Prétexte à un hommage au maître Marius Petipa, le Casse-Noisette de John Neumeier (1942- ), crée pour le Frankfurt Ballet en octobre 1971, présente un contexte parfaitement étranger à la célébration de la nuit de Noël. Campée dans le milieu de la danse classique, l'histoire met l'accent sur les ambitions de danseuse d'une jeune fille (Marie) dont la sœur aînée est déjà danseuse étoile pour le maître chorégraphe Drosselmeyer. Le casse-noisette, que le fiancé de sa sœur lui offre pour son anniversaire, se matérialise alors pour permettre à la jeune Marie d'accéder à son rêve dans une danse avec lui.
En 1997, c'est l'Opéra de Saint-Étienne qui commande à Thierry Malandain une nouvelle chorégraphie de Casse-Noisette. Encore une fois, une relecture s'impose, relecture que fait Malandain en se replongeant dans le récit d'Hoffmann, ressuscitant l'épisode de la noix dure, qui met en scène une princesse que seule la découverte d'une noix singulière peut sauver. Évidemment, c'est un cousin de Drosselmeyer (alors mage à la cour du roi dans cette version) qui la possède. Il l'a casse alors (remplissant son office de casse-noisette) et remet à la princesse l'amende qui la guérit.

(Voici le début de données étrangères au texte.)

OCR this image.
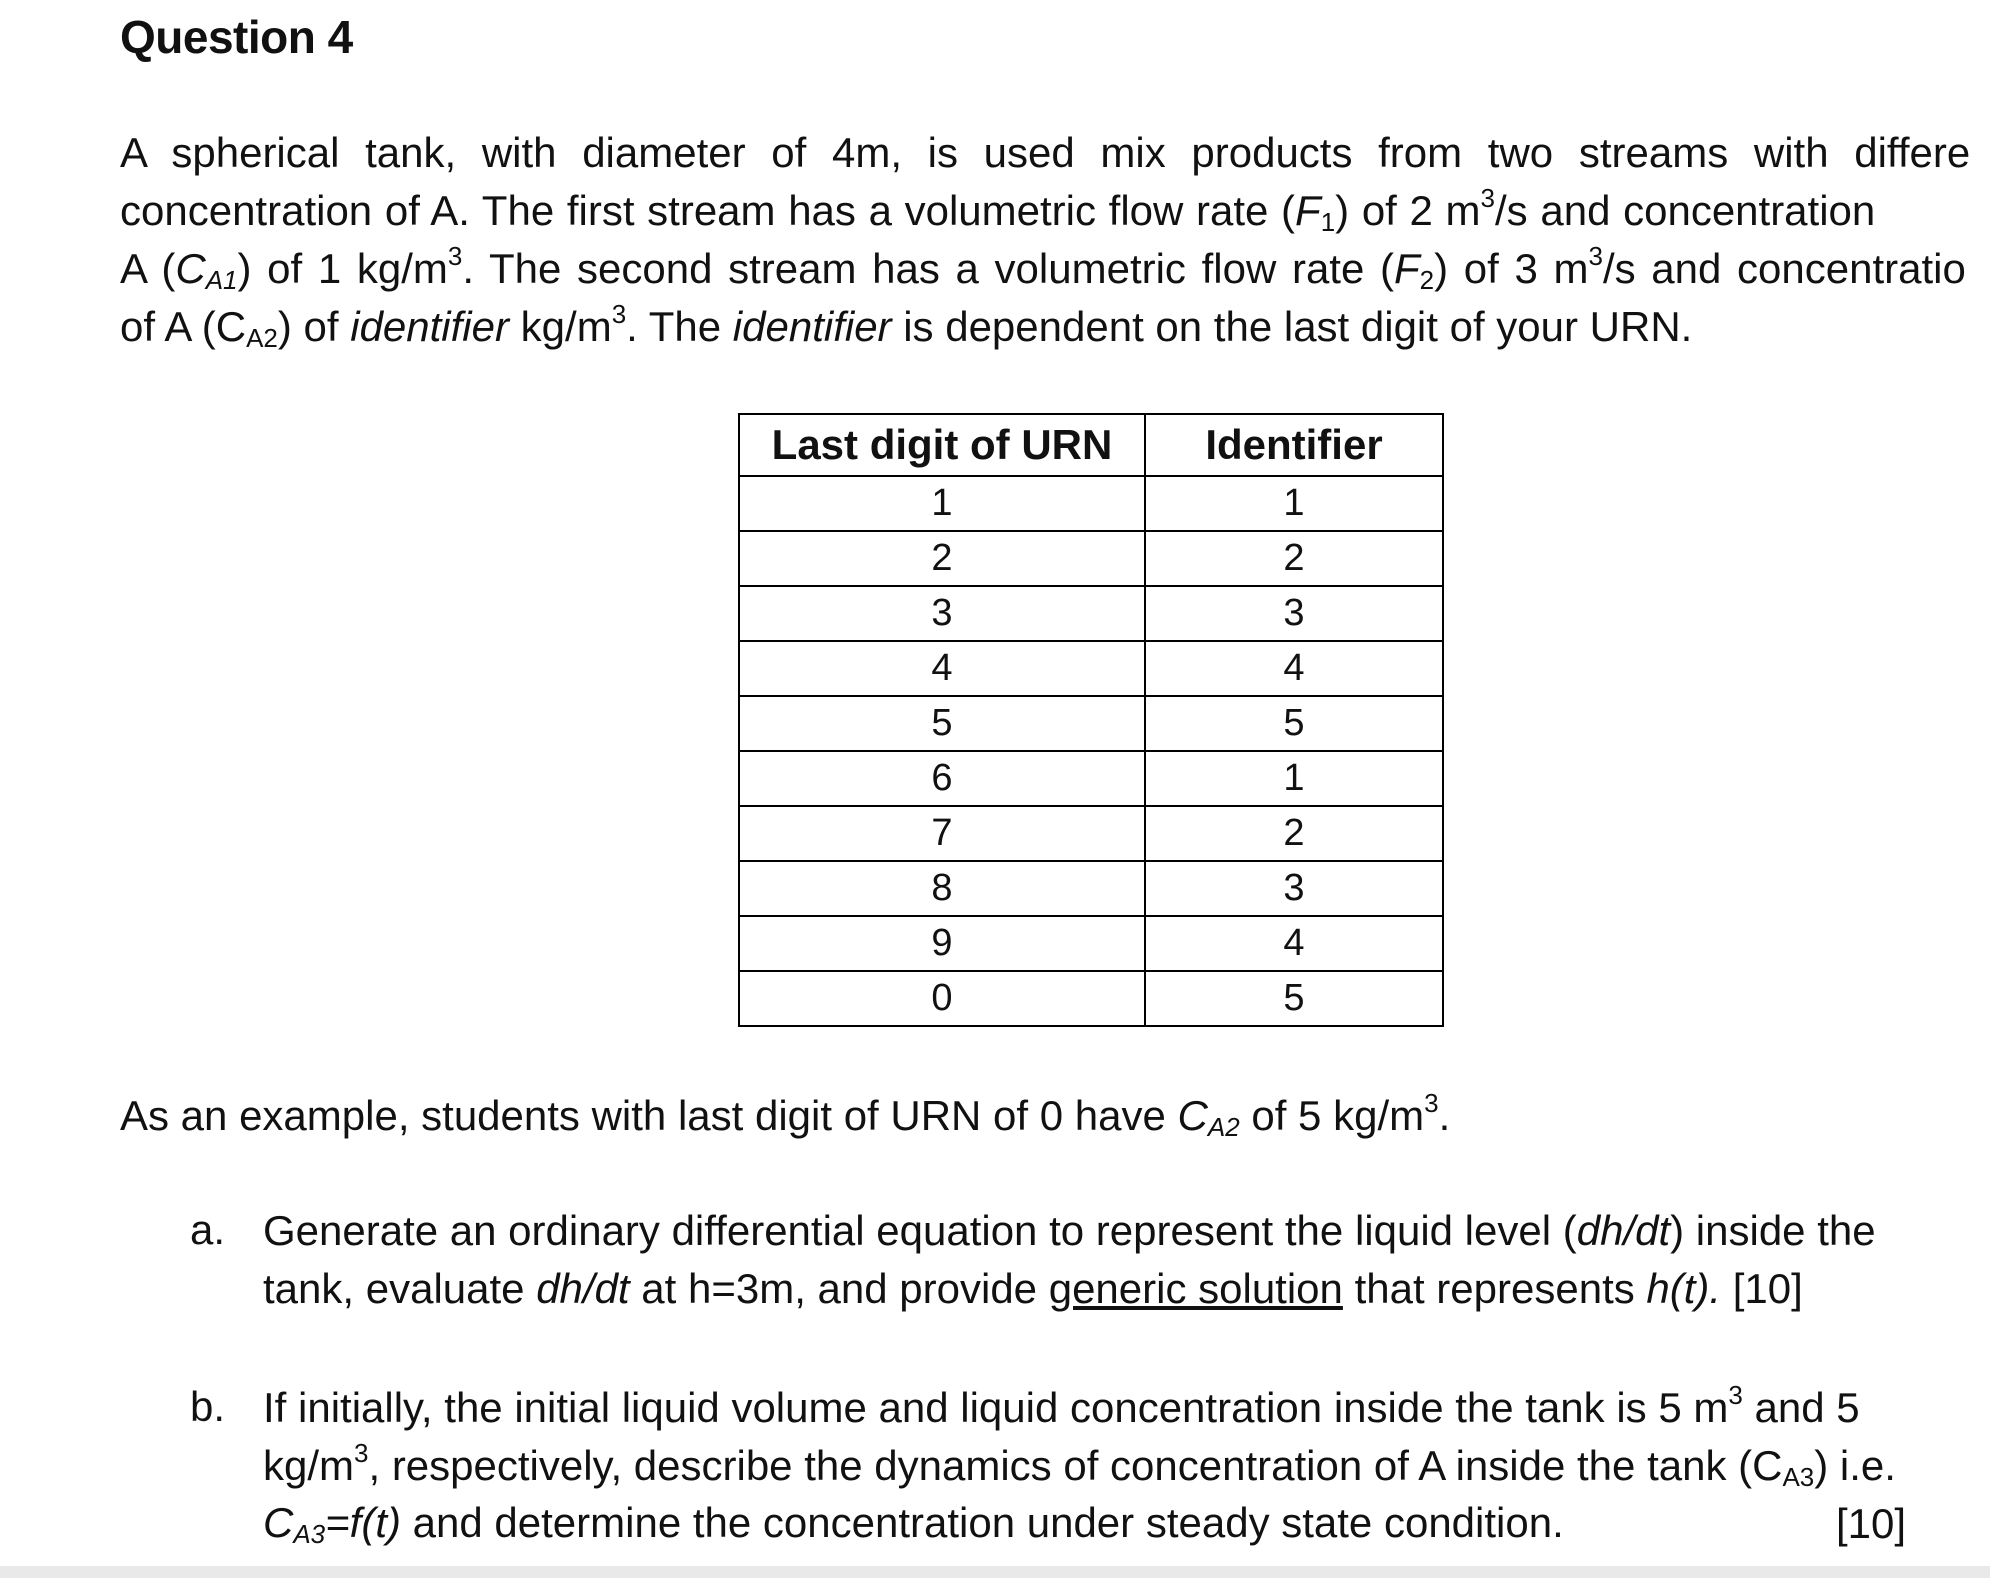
Question 4
A spherical tank, with diameter of 4m, is used mix products from two streams with differe
concentration of A. The first stream has a volumetric flow rate $(F_1)$ of 2 $m^3/s$ and concentration
A $(C_{A1})$ of 1 $kg/m^3$. The second stream has a volumetric flow rate $(F_2)$ of 3 $m^3/s$ and concentratio
of A $(C_{A2})$ of identifier $kg/m^3$. The identifier is dependent on the last digit of your URN.
Last digit of URN	Identifier
1	1
2	2
3	3
4	4
5	5
6	1
7	2
8	3
9	4
0	5
As an example, students with last digit of URN of 0 have $C_{A2}$ of 5 $kg/m^3$.
a. Generate an ordinary differential equation to represent the liquid level (dh/dt) inside the
tank, evaluate dh/dt at h=3m, and provide generic solution that represents h(t). [10]
b. If initially, the initial liquid volume and liquid concentration inside the tank is 5 $m^3$ and 5
$kg/m^3$, respectively, describe the dynamics of concentration of A inside the tank $(C_{A3})$ i.e.
$C_{A3}=f(t)$ and determine the concentration under steady state condition.	[10]
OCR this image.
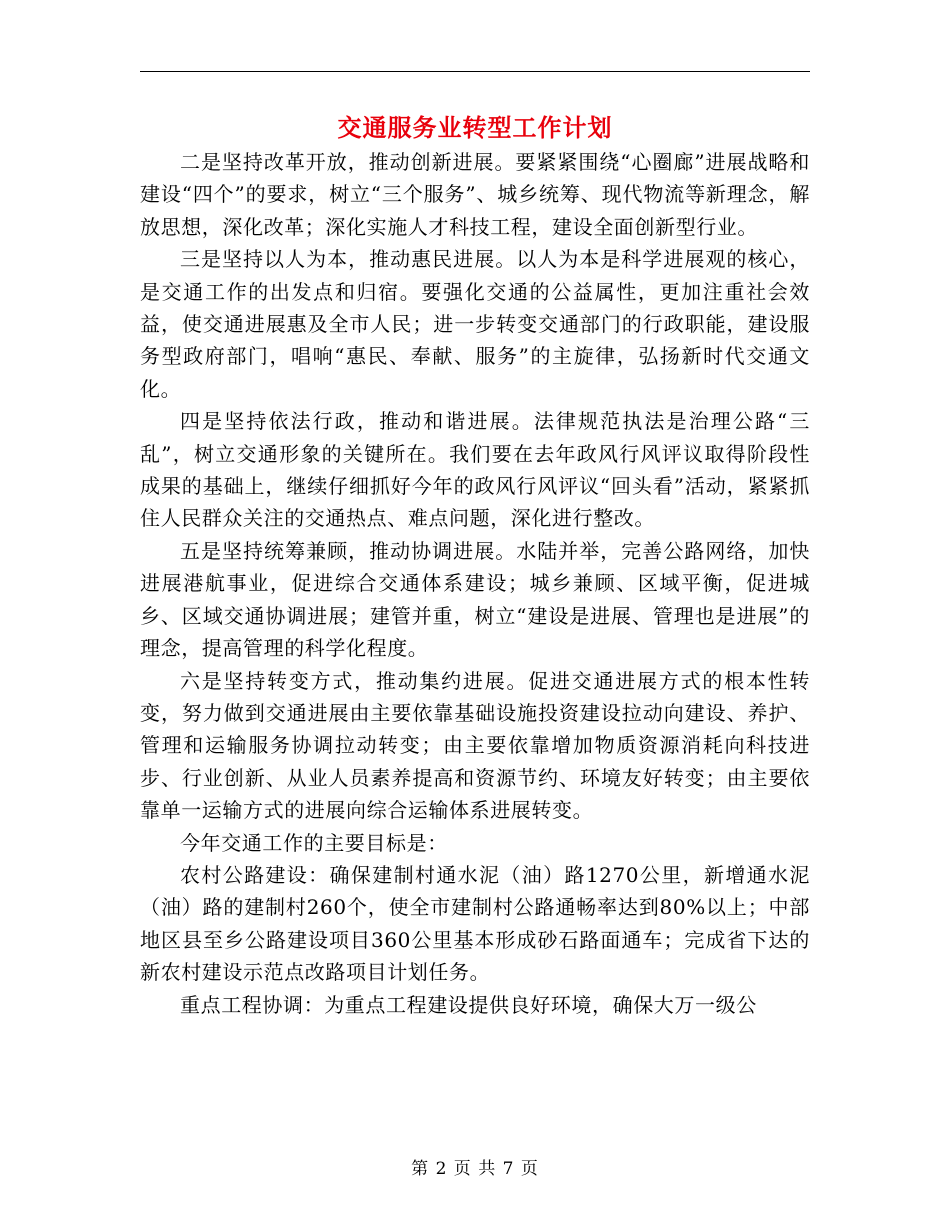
交通服务业转型工作计划

二是坚持改革开放，推动创新进展。要紧紧围绕“心圈廊”进展战略和建设“四个”的要求，树立“三个服务”、城乡统筹、现代物流等新理念，解放思想，深化改革；深化实施人才科技工程，建设全面创新型行业。

三是坚持以人为本，推动惠民进展。以人为本是科学进展观的核心，是交通工作的出发点和归宿。要强化交通的公益属性，更加注重社会效益，使交通进展惠及全市人民；进一步转变交通部门的行政职能，建设服务型政府部门，唱响“惠民、奉献、服务”的主旋律，弘扬新时代交通文化。

四是坚持依法行政，推动和谐进展。法律规范执法是治理公路“三乱”，树立交通形象的关键所在。我们要在去年政风行风评议取得阶段性成果的基础上，继续仔细抓好今年的政风行风评议“回头看”活动，紧紧抓住人民群众关注的交通热点、难点问题，深化进行整改。

五是坚持统筹兼顾，推动协调进展。水陆并举，完善公路网络，加快进展港航事业，促进综合交通体系建设；城乡兼顾、区域平衡，促进城乡、区域交通协调进展；建管并重，树立“建设是进展、管理也是进展”的理念，提高管理的科学化程度。

六是坚持转变方式，推动集约进展。促进交通进展方式的根本性转变，努力做到交通进展由主要依靠基础设施投资建设拉动向建设、养护、管理和运输服务协调拉动转变；由主要依靠增加物质资源消耗向科技进步、行业创新、从业人员素养提高和资源节约、环境友好转变；由主要依靠单一运输方式的进展向综合运输体系进展转变。

今年交通工作的主要目标是：

农村公路建设：确保建制村通水泥（油）路1270公里，新增通水泥（油）路的建制村260个，使全市建制村公路通畅率达到80%以上；中部地区县至乡公路建设项目360公里基本形成砂石路面通车；完成省下达的新农村建设示范点改路项目计划任务。

重点工程协调：为重点工程建设提供良好环境，确保大万一级公

第 2 页 共 7 页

Maurice Béjart (1927-2007) signe quant à lui une chorégraphie très épurée, plus personnelle, présentée au Théâtre Regio, à Turin, en octobre 1998, dans laquelle c'est la maman décédée d'un enfant qui reprend vie au cours de la nuit de Noël, alors qu'il est assis tristement près d'un sapin dégarni. Tout s'anime alors autour de lui et l'espace d'une nuit, il retrouve l'amour et le bonheur… Rien n'est impossible !
Plus que l'objet fétiche lui-même, c'est la magie qu'inspire la musique de Tchaïkovski qui anime les cœurs et les espoirs. À la lumière de la version de Béjart ou de celle de Neumeier, par exemple, il est indéniable que l'on peut construire la fable en dépit des personnages d'origine et conserver malgré tout la force et le fil conducteur qui ont fait la symbolique du ballet Casse-Noisette.
Malgré les nombreuses lectures qu'il a déjà inspirées, le ballet Casse-Noisette reste une matière féconde que les grands danseurs et les illustres chorégraphes du monde entier adorent remanier encore et encore. Spectacle de vaste envergure, Casse-Noisette monopolise généralement un effectif des plus impressionnants.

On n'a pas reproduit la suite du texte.